Seminole Nation Museum
Learn about one of the most historically significant communities in Oklahoma at the Seminole Nation Museum. Located in Wewoka, this museum documents and interprets the history and culture of the Seminole Nation. Artifacts, historic photographs and interpretive exhibits chronical the captivating events and stories that shaped the Seminole people.
The Seminole Nation has a complex history. After the United States achieved independence, Florida settlers put increasing pressure on Seminoles to migrate west, despite their long-established history in the region. Conflict escalated as Southern slave-owners discovered Seminole tribes were providing safe havens for escaped slaves. Seminole understood of the profound plight of the African slaves, as European settlers had previously enslaved some tribe members. Confrontation turned into the Seminole Wars, resulting in the near total removal of the Seminole and Black Seminole populations from Florida to Indian Territory, later known as Oklahoma.
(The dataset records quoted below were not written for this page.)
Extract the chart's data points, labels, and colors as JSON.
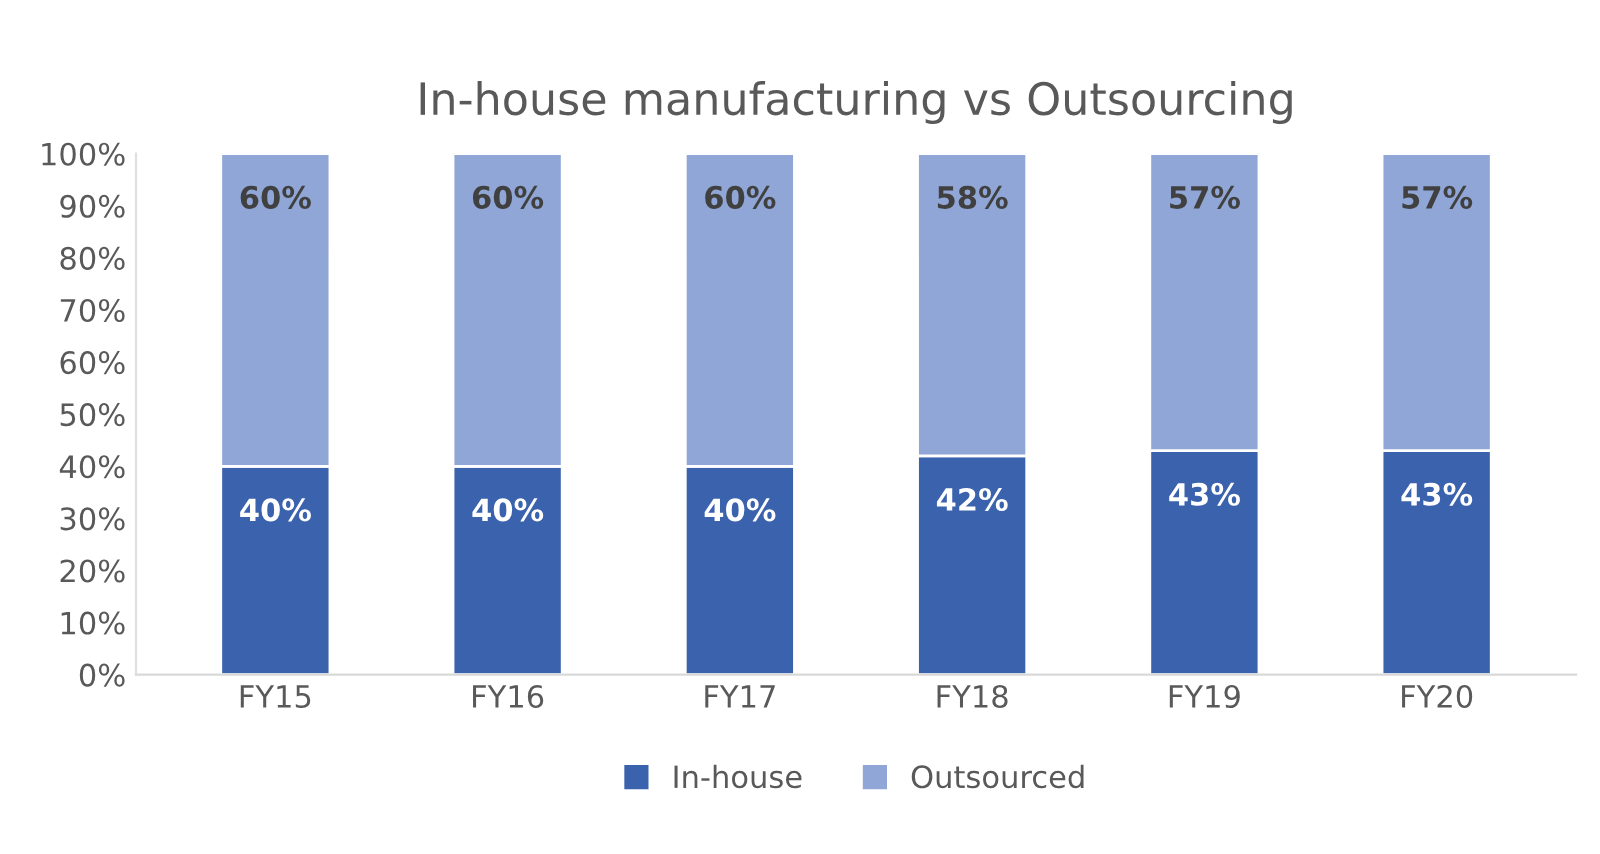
{
  "chart_data": {
    "type": "bar",
    "title": "In-house manufacturing vs Outsourcing",
    "stacked": true,
    "categories": [
      "FY15",
      "FY16",
      "FY17",
      "FY18",
      "FY19",
      "FY20"
    ],
    "series": [
      {
        "name": "In-house",
        "color": "#3a62ad",
        "values": [
          40,
          40,
          40,
          42,
          43,
          43
        ],
        "value_labels": [
          "40%",
          "40%",
          "40%",
          "42%",
          "43%",
          "43%"
        ]
      },
      {
        "name": "Outsourced",
        "color": "#8fa6d6",
        "values": [
          60,
          60,
          60,
          58,
          57,
          57
        ],
        "value_labels": [
          "60%",
          "60%",
          "60%",
          "58%",
          "57%",
          "57%"
        ]
      }
    ],
    "ylim": [
      0,
      100
    ],
    "yticks": [
      {
        "value": 0,
        "label": "0%"
      },
      {
        "value": 10,
        "label": "10%"
      },
      {
        "value": 20,
        "label": "20%"
      },
      {
        "value": 30,
        "label": "30%"
      },
      {
        "value": 40,
        "label": "40%"
      },
      {
        "value": 50,
        "label": "50%"
      },
      {
        "value": 60,
        "label": "60%"
      },
      {
        "value": 70,
        "label": "70%"
      },
      {
        "value": 80,
        "label": "80%"
      },
      {
        "value": 90,
        "label": "90%"
      },
      {
        "value": 100,
        "label": "100%"
      }
    ],
    "grid": false,
    "legend": "bottom"
  }
}
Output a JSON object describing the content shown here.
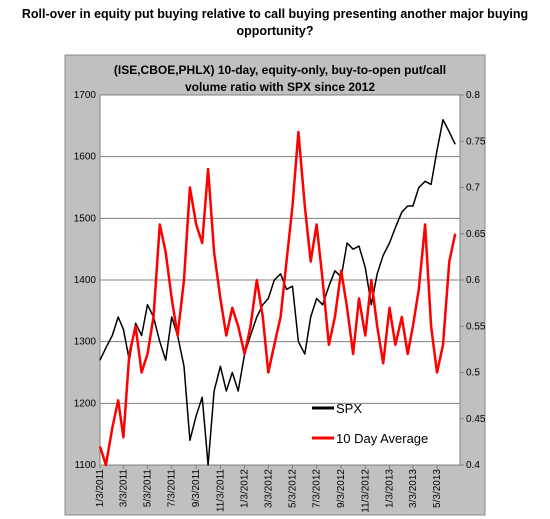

In 1856, the Federal government established a Seminole Nation in Oklahoma. This independent nation consisted of the land between the South and North Canadian River. However, after the Civil War and Curtis Act of 1898 that severely, and often fraudulently, limited Seminole land holdings, a new Seminole Nation was established in Wewoka. The Seminole quickly ratified a constitution and continued to observe their long-held cultural traditions while planning for the future.
Experience in detail the Seminole Nation's integral role in Oklahoma's past and present at the Seminole Nation Museum.